Joe Colombo

ITALY (1930–1971)
One of Italy’s most innovative product designers, Joe Colombo kept “the environment of the future” in mind with virtually everything he created. Consider his predictions 35 years ago, long before the Internet and telecommuting entered our culture: “Traditional families are tending to give way to small groups created on the basis of affinity. People will be able to study at home and carry on their own activities there. Distances will no longer have much importance.”

Born in Milan to an industrious father and artistic mother, Colombo was encouraged as a child to spend hours constructing elaborate Meccano (erector set) models, which took up entire rooms of the family home.
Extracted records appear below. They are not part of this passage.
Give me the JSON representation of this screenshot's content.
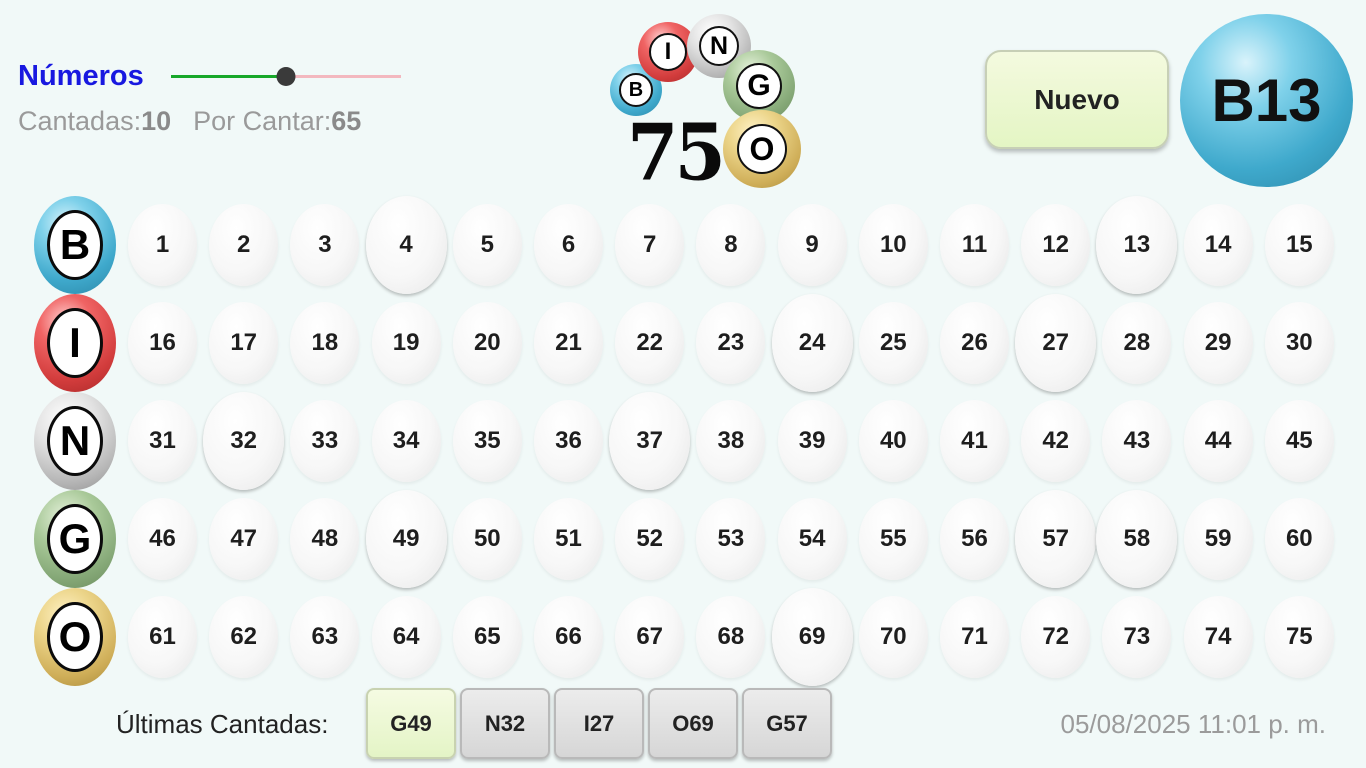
{
  "header": {
    "mode_label": "Números",
    "slider_value": 0.5,
    "cantadas_label": "Cantadas:",
    "cantadas_value": "10",
    "por_cantar_label": "Por Cantar:",
    "por_cantar_value": "65"
  },
  "logo": {
    "letters": [
      "B",
      "I",
      "N",
      "G",
      "O"
    ],
    "number": "75"
  },
  "actions": {
    "new_button_label": "Nuevo"
  },
  "current_ball": "B13",
  "board": {
    "rows": [
      {
        "letter": "B",
        "color": "blue",
        "numbers": [
          1,
          2,
          3,
          4,
          5,
          6,
          7,
          8,
          9,
          10,
          11,
          12,
          13,
          14,
          15
        ]
      },
      {
        "letter": "I",
        "color": "red",
        "numbers": [
          16,
          17,
          18,
          19,
          20,
          21,
          22,
          23,
          24,
          25,
          26,
          27,
          28,
          29,
          30
        ]
      },
      {
        "letter": "N",
        "color": "gray",
        "numbers": [
          31,
          32,
          33,
          34,
          35,
          36,
          37,
          38,
          39,
          40,
          41,
          42,
          43,
          44,
          45
        ]
      },
      {
        "letter": "G",
        "color": "green",
        "numbers": [
          46,
          47,
          48,
          49,
          50,
          51,
          52,
          53,
          54,
          55,
          56,
          57,
          58,
          59,
          60
        ]
      },
      {
        "letter": "O",
        "color": "gold",
        "numbers": [
          61,
          62,
          63,
          64,
          65,
          66,
          67,
          68,
          69,
          70,
          71,
          72,
          73,
          74,
          75
        ]
      }
    ],
    "called_numbers": [
      4,
      13,
      24,
      27,
      32,
      37,
      49,
      57,
      58,
      69
    ]
  },
  "footer": {
    "recent_label": "Últimas Cantadas:",
    "recent_calls": [
      "G49",
      "N32",
      "I27",
      "O69",
      "G57"
    ],
    "datetime": "05/08/2025 11:01 p. m."
  },
  "colors": {
    "blue": "#3fa9cc",
    "red": "#d23c3c",
    "gray": "#b6b6b6",
    "green": "#85a877",
    "gold": "#cfae58",
    "mode_label": "#1818e0",
    "slider_active": "#17a82a",
    "slider_inactive": "#f3b8bf"
  }
}
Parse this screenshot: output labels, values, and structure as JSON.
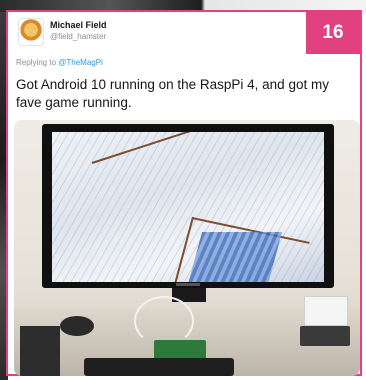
{
  "tweet": {
    "author_name": "Michael Field",
    "author_handle": "@field_hamster",
    "reply_prefix": "Replying to ",
    "reply_mention": "@TheMagPi",
    "text": "Got Android 10 running on the RaspPi 4, and got my fave game running."
  },
  "badge": {
    "number": "16"
  },
  "colors": {
    "accent": "#e2417f",
    "mention": "#2e97de",
    "text": "#14171a",
    "muted": "#8a8f94"
  }
}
Colombo studied painting at Milan’s Accademia di Belle Arti, where he experimented with futuristic abstract. But it wasn’t long after finishing the program that he started researching product design, to which he applied the same bold, curvaceous forms characterized in his paintings.

Colombo was always one step ahead of the growing interests of the 1950s and ’60s. When consumers were fixated on the promise of a new way of living, he was experimenting with recently introduced materials and building technologies that would make this neoteric way of living possible. When his father fell ill in 1958, Colombo attempted to take over the family’s conductor manufactory, only to transform it into a playground for dabbling with fiberglass, ABS, PVC and polyethylene.

In 1963 he began a mission to invent what he called a “new type of habitat.” In furnishing these living habitats, Colombo applied his newfound production processes and the new plastics he had fully adopted. His three-year experimentation with these living systems culminated in the Total Furnishing Unit, where all living spaces – kitchen, storage, bed and bath – are contained in a single unit. The design debuted in 1972 at MoMA’s Italy: The New Domestic Landscape, just not in time for Colombo to enjoy the acclaim.

Thanks to his energy and optimism, Joe Colombo’s short career resulted in an extraordinary body of work, most of which continues to be relevant today.